A primeira vez que me cruzei com Clarice ainda não sabia que era Clarice, e o que isso significava. Entrou de testa nua no café - a sua grande testa farta - que se acentua quando repuxa aquele cabelão preto para a pressão de um elástico improvisado, ou mesmo para a tirania de um lápis que o agarra em espiral.
É esse mesmo lápis que, às vezes, usa para lembrar a memória. Abre o caderno, pega no lápis (no, ou fora do cabelo) rascunha-lhe um bafo que acha digno de um dia voltar a cheirar e, quando dá por ela, o lápis está na boca, e ela a roer-lhe o canto colorido. Parece uma criança animada pelo lápis de cor no papel, como se a hora assim arrastasse o tempo para um recreio eterno. Também invejo Clarice por isso. A capacidade de fazer da vida um recreio e sem recear ser apenas aquilo e não outra coisa, afastando-se, como uma criança, de tudo aquilo que lhe rouba o sorriso. E, por isso, esteja em estado mais avançado.

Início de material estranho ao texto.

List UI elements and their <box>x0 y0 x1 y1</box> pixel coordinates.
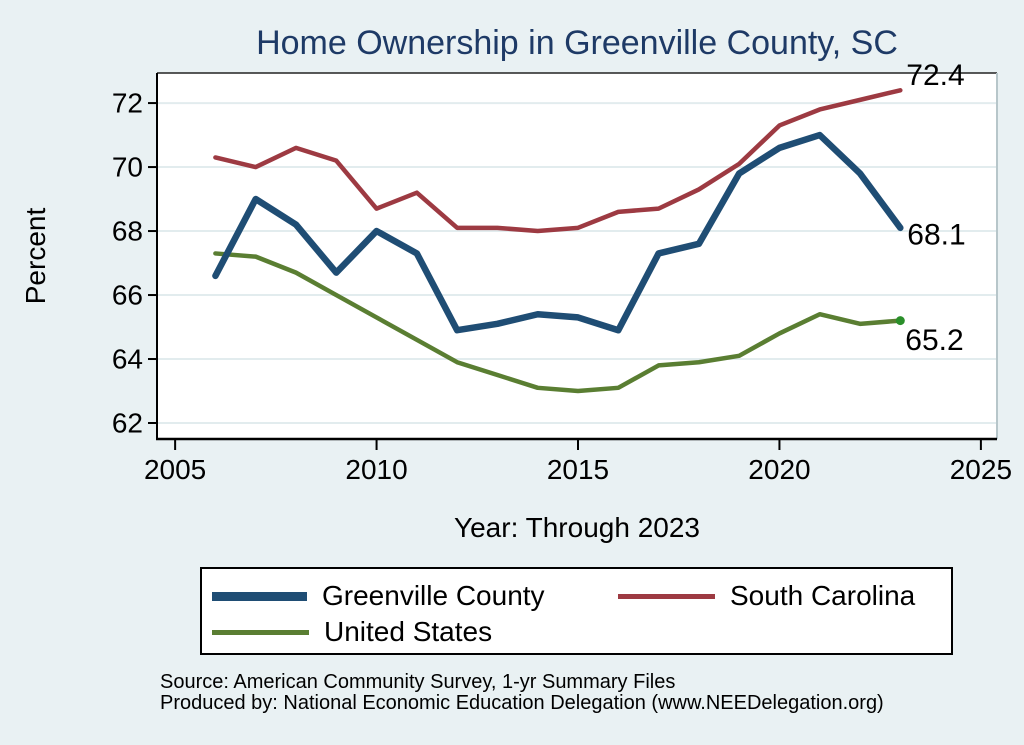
legend-swatch-greenville-county <box>212 591 307 601</box>
legend-entry-south-carolina: South Carolina <box>618 580 916 611</box>
y-tick-label: 70 <box>112 152 143 183</box>
series-line-greenville-county <box>212 131 904 334</box>
x-tick-label: 2025 <box>950 454 1012 485</box>
y-axis-title: Percent <box>20 207 51 305</box>
source-note: Source: American Community Survey, 1-yr … <box>160 672 884 714</box>
series-line-united-states <box>213 251 903 394</box>
y-tick-label: 72 <box>112 88 143 119</box>
legend-swatch-united-states <box>212 629 309 635</box>
x-tick-label: 2010 <box>345 454 407 485</box>
x-tick-label: 2005 <box>144 454 206 485</box>
legend-entry-greenville-county: Greenville County <box>212 580 545 611</box>
legend-label-greenville-county: Greenville County <box>322 580 545 611</box>
y-tick-label: 66 <box>112 280 143 311</box>
legend-box: Greenville County South Carolina United … <box>200 567 953 655</box>
chart-title: Home Ownership in Greenville County, SC <box>256 24 898 62</box>
x-axis-title: Year: Through 2023 <box>454 512 700 543</box>
x-tick-label: 2015 <box>547 454 609 485</box>
legend-entry-united-states: United States <box>212 616 493 647</box>
end-value-label-south-carolina: 72.4 <box>906 59 964 92</box>
source-line-1: Source: American Community Survey, 1-yr … <box>160 671 676 693</box>
plot-background <box>157 73 997 439</box>
series-line-south-carolina <box>213 88 903 234</box>
x-tick-label: 2020 <box>748 454 810 485</box>
y-tick-label: 62 <box>112 408 143 439</box>
legend-swatch-south-carolina <box>618 593 715 599</box>
end-value-label-united-states: 65.2 <box>905 324 963 357</box>
y-tick-label: 64 <box>112 344 143 375</box>
end-value-label-greenville-county: 68.1 <box>907 218 965 251</box>
y-tick-label: 68 <box>112 216 143 247</box>
legend-label-united-states: United States <box>324 616 493 647</box>
series-end-marker-united-states <box>895 316 905 326</box>
source-line-2: Produced by: National Economic Education… <box>160 692 884 714</box>
legend-label-south-carolina: South Carolina <box>730 580 916 611</box>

Mas ela não percebe sequer que haja realmente uma importância e subtileza nessa forma leve de vida. É outro mundo. É sempre ela, reinventada lá atrás, crescendo, mas nunca crescendo. Nunca lhe vi uma ruga, ou um cabelo branco. Vi-lhe, sim algumas estrias, e o branco da pele que a cobre de uma doçura genuína. Mas isso não lhe tira a importância de ser Clarice.
Observá-la é um inevitável exercício de aprendizagem e de como gostaríamos de um dia ser, ou poder ter sido Clarice, sem alguma vez termos estado próximos. E eu sei que, apesar de tudo, essa mesma reinvenção que por cá há, é-me degolada como sinal de fraqueza. Não me lembro de alguma vez a ter escrita num caderno a lápis como o de Clarice. Talvez o devesse.
Há muito tempo que não vejo Clarice. Acho que nunca mais a vou voltar a ver.
Há muito tempo que não vejo Clarice. Acho que nunca mais a vou voltar a ver.